The Transportation Department is responsible for reviewing, scheduling and coordinating all activities that involve restricting or using the public right-of-way. It will establish guidelines and policies to allow restrictions of the right-of-way for engineers, contractors and consultants who prepare project plans that must be reviewed by the city. This includes reviewing, approving, and enforcing barricade plans. The RWMP also will include fines for not complying with the new ordinance and for motorists not obeying traffic laws in work zones.

Barricade Plans and Enforcement

All activities involving right-of-way restrictions must have an approved barricade plan for traffic control before any work or activity can begin.
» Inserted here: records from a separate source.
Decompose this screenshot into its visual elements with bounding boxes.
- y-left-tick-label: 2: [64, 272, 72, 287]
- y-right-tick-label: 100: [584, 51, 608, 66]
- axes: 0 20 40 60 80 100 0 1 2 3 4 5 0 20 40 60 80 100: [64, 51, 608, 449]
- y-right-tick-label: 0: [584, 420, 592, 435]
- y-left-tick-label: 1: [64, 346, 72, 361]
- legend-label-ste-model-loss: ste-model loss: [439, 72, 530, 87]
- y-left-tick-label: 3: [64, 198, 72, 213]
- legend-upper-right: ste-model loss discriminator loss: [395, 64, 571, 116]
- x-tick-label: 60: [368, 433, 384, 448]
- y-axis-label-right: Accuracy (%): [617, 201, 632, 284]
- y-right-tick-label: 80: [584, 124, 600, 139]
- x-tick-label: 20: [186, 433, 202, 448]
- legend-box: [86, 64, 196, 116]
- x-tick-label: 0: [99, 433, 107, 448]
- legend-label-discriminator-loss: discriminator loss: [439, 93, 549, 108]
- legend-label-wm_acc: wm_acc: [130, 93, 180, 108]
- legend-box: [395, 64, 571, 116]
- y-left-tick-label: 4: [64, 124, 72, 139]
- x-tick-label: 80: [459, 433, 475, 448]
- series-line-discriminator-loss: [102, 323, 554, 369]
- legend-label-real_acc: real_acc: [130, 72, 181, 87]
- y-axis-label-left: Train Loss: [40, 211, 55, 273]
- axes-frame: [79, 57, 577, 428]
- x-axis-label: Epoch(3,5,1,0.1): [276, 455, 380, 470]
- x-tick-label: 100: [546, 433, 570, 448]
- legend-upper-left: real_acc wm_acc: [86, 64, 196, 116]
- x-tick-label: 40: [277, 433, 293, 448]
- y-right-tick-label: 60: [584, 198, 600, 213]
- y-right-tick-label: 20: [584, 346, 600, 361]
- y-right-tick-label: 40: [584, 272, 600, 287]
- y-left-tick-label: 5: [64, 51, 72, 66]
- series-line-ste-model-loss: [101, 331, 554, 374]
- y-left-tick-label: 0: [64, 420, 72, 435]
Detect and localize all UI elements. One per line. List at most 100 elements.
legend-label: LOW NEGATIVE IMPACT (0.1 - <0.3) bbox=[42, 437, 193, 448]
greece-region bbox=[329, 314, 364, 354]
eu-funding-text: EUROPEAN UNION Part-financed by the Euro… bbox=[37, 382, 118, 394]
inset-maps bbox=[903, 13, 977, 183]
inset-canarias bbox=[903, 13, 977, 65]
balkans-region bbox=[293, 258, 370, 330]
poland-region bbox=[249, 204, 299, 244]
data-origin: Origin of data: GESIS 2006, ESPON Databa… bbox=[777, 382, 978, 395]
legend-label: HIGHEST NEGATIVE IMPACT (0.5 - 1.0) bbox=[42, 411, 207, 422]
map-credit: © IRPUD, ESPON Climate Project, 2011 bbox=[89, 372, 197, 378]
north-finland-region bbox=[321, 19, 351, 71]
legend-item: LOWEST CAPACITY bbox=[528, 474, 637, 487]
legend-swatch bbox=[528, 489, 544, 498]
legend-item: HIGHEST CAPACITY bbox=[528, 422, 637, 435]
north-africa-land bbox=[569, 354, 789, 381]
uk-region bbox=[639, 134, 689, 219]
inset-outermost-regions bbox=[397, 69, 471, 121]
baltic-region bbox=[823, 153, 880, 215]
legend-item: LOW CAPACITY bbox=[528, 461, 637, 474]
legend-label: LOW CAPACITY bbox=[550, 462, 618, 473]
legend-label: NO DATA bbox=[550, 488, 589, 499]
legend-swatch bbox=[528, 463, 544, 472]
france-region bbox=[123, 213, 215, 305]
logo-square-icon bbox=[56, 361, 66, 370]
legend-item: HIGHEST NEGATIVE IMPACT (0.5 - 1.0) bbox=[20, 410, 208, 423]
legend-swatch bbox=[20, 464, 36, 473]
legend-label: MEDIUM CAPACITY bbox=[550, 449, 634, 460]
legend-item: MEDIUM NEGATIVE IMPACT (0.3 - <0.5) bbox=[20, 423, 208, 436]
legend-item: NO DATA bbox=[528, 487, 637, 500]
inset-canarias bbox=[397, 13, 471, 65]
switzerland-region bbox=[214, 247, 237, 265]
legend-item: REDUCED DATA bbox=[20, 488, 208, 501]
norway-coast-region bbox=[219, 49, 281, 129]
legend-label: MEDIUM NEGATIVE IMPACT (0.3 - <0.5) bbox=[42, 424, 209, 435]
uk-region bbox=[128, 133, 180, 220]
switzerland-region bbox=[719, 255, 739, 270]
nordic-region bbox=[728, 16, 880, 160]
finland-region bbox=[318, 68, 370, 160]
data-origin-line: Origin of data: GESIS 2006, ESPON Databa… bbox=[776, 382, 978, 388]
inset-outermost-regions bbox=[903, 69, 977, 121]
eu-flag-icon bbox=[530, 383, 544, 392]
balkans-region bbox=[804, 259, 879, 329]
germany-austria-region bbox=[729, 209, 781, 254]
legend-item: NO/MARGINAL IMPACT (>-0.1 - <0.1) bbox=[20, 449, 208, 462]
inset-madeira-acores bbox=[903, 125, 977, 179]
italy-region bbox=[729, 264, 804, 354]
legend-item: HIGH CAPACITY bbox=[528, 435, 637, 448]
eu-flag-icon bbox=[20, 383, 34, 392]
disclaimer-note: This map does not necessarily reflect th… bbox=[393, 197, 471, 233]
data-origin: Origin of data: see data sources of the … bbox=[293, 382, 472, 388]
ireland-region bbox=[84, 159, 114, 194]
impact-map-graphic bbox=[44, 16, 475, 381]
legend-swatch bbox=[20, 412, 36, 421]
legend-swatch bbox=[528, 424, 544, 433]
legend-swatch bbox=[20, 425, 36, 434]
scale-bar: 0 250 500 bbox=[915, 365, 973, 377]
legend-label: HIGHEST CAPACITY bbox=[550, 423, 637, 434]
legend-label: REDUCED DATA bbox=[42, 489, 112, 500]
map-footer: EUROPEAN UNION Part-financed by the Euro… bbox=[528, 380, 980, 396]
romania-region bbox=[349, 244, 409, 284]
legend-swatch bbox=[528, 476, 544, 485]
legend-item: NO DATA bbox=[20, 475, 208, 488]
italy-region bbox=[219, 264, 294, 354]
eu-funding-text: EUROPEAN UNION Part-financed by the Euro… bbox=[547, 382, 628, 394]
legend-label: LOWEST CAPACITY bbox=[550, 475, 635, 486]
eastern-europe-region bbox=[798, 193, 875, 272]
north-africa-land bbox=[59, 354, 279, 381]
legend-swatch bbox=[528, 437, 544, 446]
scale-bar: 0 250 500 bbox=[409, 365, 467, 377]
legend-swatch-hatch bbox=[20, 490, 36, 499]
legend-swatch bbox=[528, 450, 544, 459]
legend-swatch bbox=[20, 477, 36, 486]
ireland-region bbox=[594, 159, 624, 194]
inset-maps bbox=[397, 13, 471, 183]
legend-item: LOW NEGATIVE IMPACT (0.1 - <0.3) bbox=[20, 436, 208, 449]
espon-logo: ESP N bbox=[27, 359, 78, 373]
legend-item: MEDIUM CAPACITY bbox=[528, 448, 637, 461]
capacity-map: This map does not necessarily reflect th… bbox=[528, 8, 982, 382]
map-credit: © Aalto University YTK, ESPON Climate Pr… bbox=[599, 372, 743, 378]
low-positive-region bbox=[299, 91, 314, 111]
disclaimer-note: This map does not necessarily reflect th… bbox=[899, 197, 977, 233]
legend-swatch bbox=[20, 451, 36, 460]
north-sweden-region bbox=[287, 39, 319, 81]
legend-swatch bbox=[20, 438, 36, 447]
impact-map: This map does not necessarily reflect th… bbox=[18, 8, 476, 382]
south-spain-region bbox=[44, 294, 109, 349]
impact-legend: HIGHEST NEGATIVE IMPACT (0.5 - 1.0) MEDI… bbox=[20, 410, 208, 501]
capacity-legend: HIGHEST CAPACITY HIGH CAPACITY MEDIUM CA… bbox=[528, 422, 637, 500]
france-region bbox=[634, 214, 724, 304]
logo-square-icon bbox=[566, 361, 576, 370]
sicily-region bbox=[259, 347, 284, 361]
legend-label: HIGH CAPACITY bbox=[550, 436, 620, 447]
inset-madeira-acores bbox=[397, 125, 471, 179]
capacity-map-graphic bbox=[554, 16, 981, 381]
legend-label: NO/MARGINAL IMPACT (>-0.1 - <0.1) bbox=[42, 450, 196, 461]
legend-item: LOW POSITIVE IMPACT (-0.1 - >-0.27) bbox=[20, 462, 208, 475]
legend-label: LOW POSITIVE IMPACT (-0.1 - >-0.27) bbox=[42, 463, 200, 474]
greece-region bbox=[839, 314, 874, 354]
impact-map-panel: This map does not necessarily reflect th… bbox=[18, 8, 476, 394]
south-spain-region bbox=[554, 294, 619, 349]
A few exceptions include:

  • emergency situations
  • to protect the safety of the public
  • when the city performs routine maintenance on a street or utility
  • a city sponsored special event
  • when placed on a local residential street
  • a licensed valet parking operation

All barricades will need to be placed according to the approved barricade plan, although minor adjustments may be allowed to accommodate driveways and business access.
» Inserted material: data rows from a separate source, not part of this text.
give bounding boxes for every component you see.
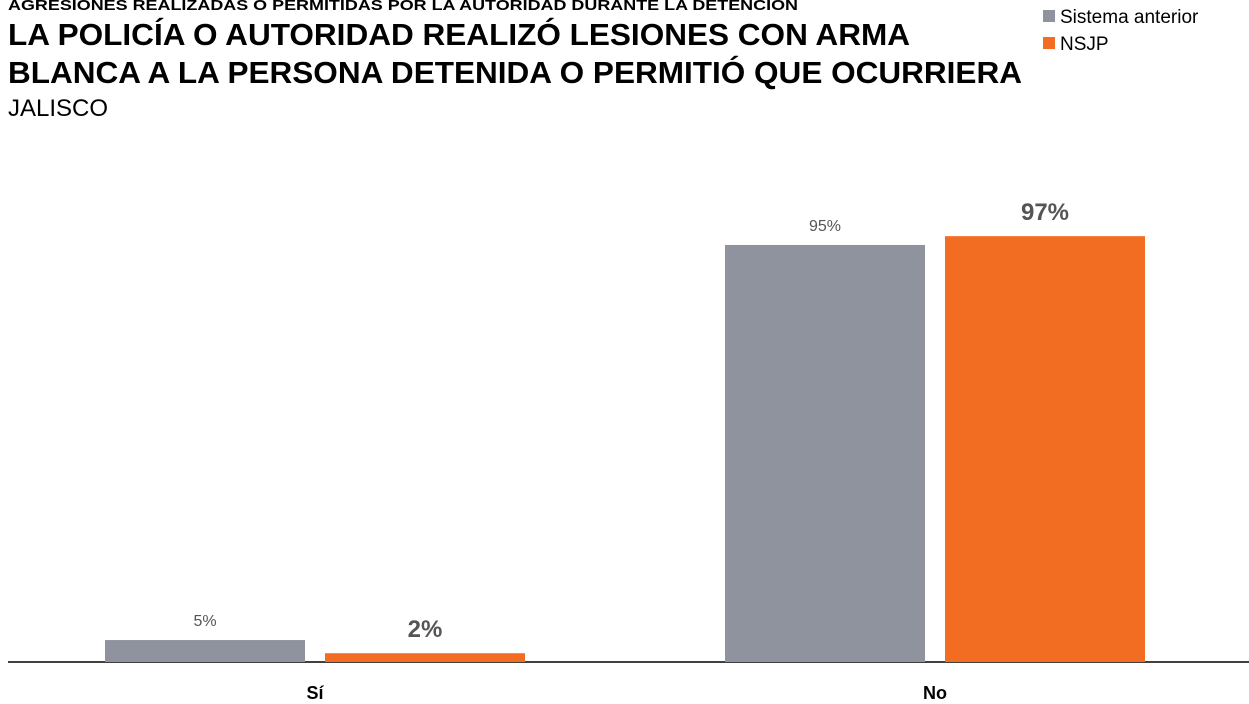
- chart-region: JALISCO: [8, 95, 108, 122]
- legend-label: NSJP: [1060, 34, 1109, 55]
- bar: [105, 640, 305, 662]
- x-tick-label: No: [923, 683, 947, 703]
- value-label: 5%: [193, 613, 216, 630]
- chart-subtitle: AGRESIONES REALIZADAS O PERMITIDAS POR L…: [8, 0, 798, 14]
- chart-title: BLANCA A LA PERSONA DETENIDA O PERMITIÓ …: [8, 54, 1022, 90]
- chart-title: LA POLICÍA O AUTORIDAD REALIZÓ LESIONES …: [8, 16, 910, 52]
- bar: [945, 236, 1145, 663]
- bar: [325, 653, 525, 662]
- bar: [725, 244, 925, 662]
- legend-label: Sistema anterior: [1060, 7, 1199, 28]
- x-tick-label: Sí: [306, 683, 324, 703]
- legend-swatch: [1043, 10, 1055, 22]
- legend-swatch: [1043, 37, 1055, 49]
- value-label: 95%: [809, 218, 841, 235]
- value-label: 2%: [408, 616, 443, 643]
- value-label: 97%: [1021, 199, 1069, 226]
The approved barricade plan must be kept on site at all times when work is underway. This includes placing and removing the barricades.
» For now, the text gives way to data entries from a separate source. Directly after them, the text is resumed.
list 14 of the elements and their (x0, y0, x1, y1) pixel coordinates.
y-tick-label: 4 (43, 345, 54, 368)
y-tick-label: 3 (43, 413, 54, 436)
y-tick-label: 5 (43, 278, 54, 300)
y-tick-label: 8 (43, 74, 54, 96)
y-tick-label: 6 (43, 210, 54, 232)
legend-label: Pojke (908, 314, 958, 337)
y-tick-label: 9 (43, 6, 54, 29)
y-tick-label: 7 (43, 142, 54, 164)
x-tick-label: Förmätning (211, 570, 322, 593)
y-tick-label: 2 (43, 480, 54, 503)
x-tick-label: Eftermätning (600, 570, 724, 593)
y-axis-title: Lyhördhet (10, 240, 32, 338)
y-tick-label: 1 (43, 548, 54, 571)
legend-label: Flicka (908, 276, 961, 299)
Any person who is authorized to issue a civil complaint (police officer, police aide, city manager or their designee) may also issue a notice of violation describing what actions must be taken and the timeframe to be completed to avoid a fine.


Violations and Fines

The following violations of the barricade ordinance can be punishable by a fine of up to $2,500 per day. Each day a violation continues represents a separate violation.

  • Placing a barricade or traffic control device in such a way that it creates an imminent risk of injury or death to the public
  • Placing a barricade or traffic control device in the right-of-way without an approved barricade plan, if one is required
  • Placing a barricade in the right-of-way without actually needing to restrict the right-of-way
  • Not following the conditions of the approved barricade plan, including the hours of operation
  • Not following the conditions of an encroachment permit (an encroachment permit is required whenever the right-of-way is restricted)
  • Placing, removing or adjusting barricades without traffic control device certification
  • Failure to use barricades or traffic control devices in situations that are described in the Design Standards and Policies Manual
  • Leaving or storing barricades or traffic control devices for more than 4 hours after the work is completed, or the approved barricade plan expires
  • Place or maintain barricades or traffic control devices without having a copy of the approved barricade plan on site and being able to produce the plan at the request of a city employee
  • Making a bus stop inaccessible without relocating it or making accommodations that comply with the Americans with Disabilities Act of 1990
  • Making a sidewalk inaccessible without providing accommodations that comply with the Americans with Disabilities Act of 1990

In addition to fines, Scottsdale also may suspend or revoke work and/or special event permits, take possession of barricades or traffic control devices left in the right-of-way and charge a reasonable fee for storage, and charge for any actions taken by city staff to correct violations.

Definitions

 

Restrict or Restriction – limiting access to or closing a right-of-way.

Right-of-way – includes streets, alleys, sidewalks, multi-use paths.

Right-of-way Manager – the person who is responsible for implementation of the Right-of-Way Management Program, their successor or designee.

Barricade Plan – a plan showing the details of the traffic control devices that will be used to restrict a right-of-way. The requirements for a Barricade Plan are set forth in the Design Standards and Policies Manual.

Design Standards and Policies Manual – the document that details the City of Scottsdale’s requirements, procedures, policies, forms, and design standards.

Traffic Control Device – any sign, traffic signal, marking, barricade or channeling device that is used to regulate, warn or guide traffic.

Emergency – a sudden, unexpected event that may create an immediate or imminent risk of injury or death to a person that may require immediate response from medical personnel.